Toujours en 2011, l’association des élus CéDpa demande une expertise indépendante à la société d’audit CE Delft. Le rapport rendu donne un avis défavorable au projet en rappelant que les capacités de l’aéroport actuel de Nantes Atlantique n’étaient pas totalement exploitées et qu’elles pouvaient surtout être augmentées si c’était nécessaire, par exemple en créant une autre piste de direction est-ouest. Il présente par ailleurs plusieurs scénarios possibles entre laisser la situation aérienne de la région telle qu’elle est actuellement, transformer plus ou moins l’aéroport Nantes Atlantique et transférer l’activité aérienne sur le nouveau site. Il s’avère, d’après cette étude, que les gains économiques d’un transfert ne sont pas si évidents que cela, et qu’économiquement, une transformation de l’aéroport actuel serait plus avantageuse. Le rapport prend en compte pour cela des critères autres que les simples profits économiques, mais aussi des critères plus externes comme les gains de temps ou de bien être des populations.

C’est à partir de 2012 que la situation sur le terrain se crispe et que l’opposition au projet devient plus virulente. La grande manifestation du 17 mars contre l’aéroport de Notre Dame des Landes à Nantes dégénère dans les rues de la ville. Sur place, l’occupation des fermes qui doivent être expropriées prend de l’ampleur et la Zone d’aménagement différée devient la Zone à défendre. Des milliers de personnes venues de toute l’Europe viennent sur place durant l’été pour participer à des conférences-débats par exemple sur la question des Grands projets inutiles imposés européens. Une nouvelle enquête publique est lancée au titre de la « loi sur l’Eau » autour des questions environnementales qui concernent la future plateforme aéroportuaire et aussi les dessertes routières de liaison du site avec les grands pôles régionaux .
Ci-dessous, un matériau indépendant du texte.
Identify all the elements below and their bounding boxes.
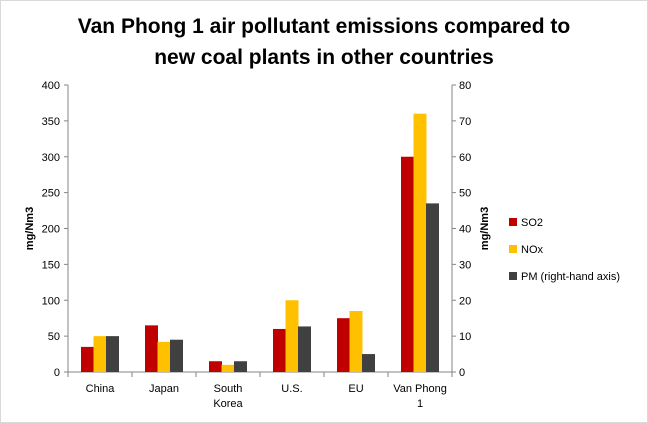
category-label-line: China — [86, 383, 116, 395]
legend-swatch — [509, 218, 517, 226]
bar-pm — [426, 203, 439, 372]
category-label: U.S. — [281, 383, 302, 395]
category-label: EU — [348, 383, 363, 395]
bar-so2 — [209, 361, 222, 372]
category-label-line: Korea — [213, 398, 243, 410]
right-tick-label: 50 — [459, 188, 471, 200]
right-tick-label: 30 — [459, 259, 471, 271]
category-label-line: EU — [348, 383, 363, 395]
bar-so2 — [273, 328, 286, 372]
bar-nox — [413, 113, 427, 372]
legend-label: NOx — [521, 244, 544, 256]
right-tick-label: 70 — [459, 116, 471, 128]
right-axis-title: mg/Nm3 — [479, 207, 491, 250]
bar-pm — [170, 339, 183, 372]
bar-nox — [93, 336, 107, 372]
chart-title-line-1: Van Phong 1 air pollutant emissions comp… — [77, 15, 571, 38]
chart-title: Van Phong 1 air pollutant emissions comp… — [0, 11, 648, 73]
left-tick-label: 0 — [54, 367, 60, 379]
category-label-line: Van Phong — [393, 383, 447, 395]
legend-label: PM (right-hand axis) — [521, 271, 620, 283]
right-tick-label: 20 — [459, 295, 471, 307]
legend-swatch — [509, 272, 517, 280]
bar-so2 — [401, 156, 414, 372]
legend-label: SO2 — [521, 217, 543, 229]
left-tick-label: 150 — [42, 259, 60, 271]
left-tick-label: 400 — [42, 80, 60, 92]
left-tick-label: 300 — [42, 152, 60, 164]
bar-nox — [157, 341, 171, 372]
bar-nox — [221, 364, 235, 372]
bar-so2 — [337, 318, 350, 372]
bar-so2 — [81, 346, 94, 372]
right-tick-label: 40 — [459, 224, 471, 236]
right-tick-label: 80 — [459, 80, 471, 92]
category-label: Van Phong 1 — [393, 383, 447, 410]
legend-swatch — [509, 245, 517, 253]
left-tick-label: 350 — [42, 116, 60, 128]
category-label: Japan — [149, 383, 179, 395]
left-tick-label: 250 — [42, 188, 60, 200]
right-tick-label: 60 — [459, 152, 471, 164]
category-label-line: Japan — [149, 383, 179, 395]
category-label-line: South — [214, 383, 243, 395]
category-label: China — [86, 383, 116, 395]
left-tick-label: 50 — [48, 331, 60, 343]
category-label-line: 1 — [417, 398, 423, 410]
chart-title-line-2: new coal plants in other countries — [154, 46, 494, 69]
bar-pm — [298, 326, 311, 372]
right-tick-label: 0 — [459, 367, 465, 379]
category-label: South Korea — [213, 383, 243, 410]
right-tick-label: 10 — [459, 331, 471, 343]
bar-pm — [234, 361, 247, 372]
bar-pm — [106, 336, 119, 372]
bar-nox — [285, 300, 299, 372]
left-tick-label: 100 — [42, 295, 60, 307]
left-tick-label: 200 — [42, 224, 60, 236]
bar-so2 — [145, 325, 158, 372]
bar-pm — [362, 354, 375, 372]
category-label-line: U.S. — [281, 383, 302, 395]
bar-nox — [349, 311, 363, 372]
left-axis-title: mg/Nm3 — [24, 207, 36, 250]
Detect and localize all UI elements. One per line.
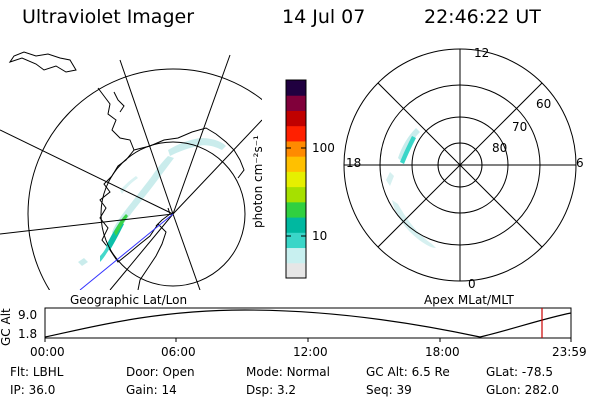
- coastline: [97, 87, 167, 290]
- altitude-xtick-1200: 12:00: [293, 345, 328, 359]
- colorbar-band: [286, 80, 306, 96]
- mlat-label-70: 70: [512, 120, 528, 134]
- mlat-label-60: 60: [536, 97, 552, 111]
- geographic-map: [0, 51, 262, 290]
- colorbar: [285, 79, 307, 279]
- colorbar-band: [286, 186, 306, 203]
- colorbar-band: [286, 125, 306, 142]
- info-door: Door: Open: [126, 365, 195, 379]
- mlt-label-18: 18: [346, 156, 362, 170]
- mlt-label-12: 12: [474, 46, 490, 60]
- colorbar-band: [286, 110, 306, 127]
- altitude-xtick-1800: 18:00: [425, 345, 460, 359]
- colorbar-unit-label: photon cm⁻²s⁻¹: [251, 135, 265, 228]
- info-gain: Gain: 14: [126, 383, 177, 397]
- geographic-caption: Geographic Lat/Lon: [70, 293, 188, 307]
- geo-grid: [0, 54, 262, 290]
- polar-map: [343, 48, 577, 282]
- mlat-label-80: 80: [492, 141, 508, 155]
- aurora-emission: [78, 138, 226, 266]
- colorbar-tick-100: 100: [312, 141, 335, 155]
- altitude-ylabel: GC Alt: [0, 308, 13, 346]
- colorbar-band: [286, 262, 306, 279]
- altitude-ytick-min: 1.8: [18, 327, 38, 341]
- colorbar-band: [286, 95, 306, 111]
- info-seq: Seq: 39: [366, 383, 412, 397]
- info-dsp: Dsp: 3.2: [246, 383, 297, 397]
- info-ip: IP: 36.0: [10, 383, 56, 397]
- info-glon: GLon: 282.0: [486, 383, 559, 397]
- instrument-title: Ultraviolet Imager: [22, 6, 195, 28]
- mlt-label-0: 0: [468, 277, 476, 291]
- info-glat: GLat: -78.5: [486, 365, 553, 379]
- altitude-xtick-2359: 23:59: [552, 345, 587, 359]
- colorbar-band: [286, 140, 306, 157]
- info-flt: Flt: LBHL: [10, 365, 64, 379]
- colorbar-band: [286, 201, 306, 218]
- colorbar-band: [286, 171, 306, 188]
- colorbar-tick-10: 10: [312, 229, 328, 243]
- colorbar-band: [286, 217, 306, 233]
- altitude-xtick-0600: 06:00: [161, 345, 196, 359]
- apex-caption: Apex MLat/MLT: [424, 293, 514, 307]
- terminator-line: [79, 213, 174, 290]
- date-label: 14 Jul 07: [282, 6, 366, 28]
- colorbar-band: [286, 156, 306, 172]
- altitude-xtick-0000: 00:00: [30, 345, 65, 359]
- altitude-ytick-max: 9.0: [18, 308, 38, 322]
- altitude-curve: [44, 309, 572, 338]
- colorbar-band: [286, 232, 306, 249]
- mlt-label-6: 6: [576, 156, 584, 170]
- colorbar-band: [286, 247, 306, 264]
- info-gc-alt: GC Alt: 6.5 Re: [366, 365, 450, 379]
- altitude-plot: [44, 307, 572, 342]
- time-label: 22:46:22 UT: [424, 6, 541, 28]
- info-mode: Mode: Normal: [246, 365, 330, 379]
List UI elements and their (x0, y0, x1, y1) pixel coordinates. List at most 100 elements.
En octobre, l’opération César des forces de l’ordre évacue des habitations et des squats sur le site. En novembre, l’ancien maire de Nantes devenu Premier ministre, Jean-Marc Ayrault, crée une commission de dialogue et une commission agricole pour tenter de calmer les fortes tensions et pour tenter d’accompagner le projet qu’il a toujours soutenu en tentant d’écouter toutes les parties prenantes.

Depuis 3 ans, la situation est bloquée entre plusieurs acteurs. Nous n’entrerons pas ici dans le détail des affrontements et des recours en justice qui font encore la une des journaux.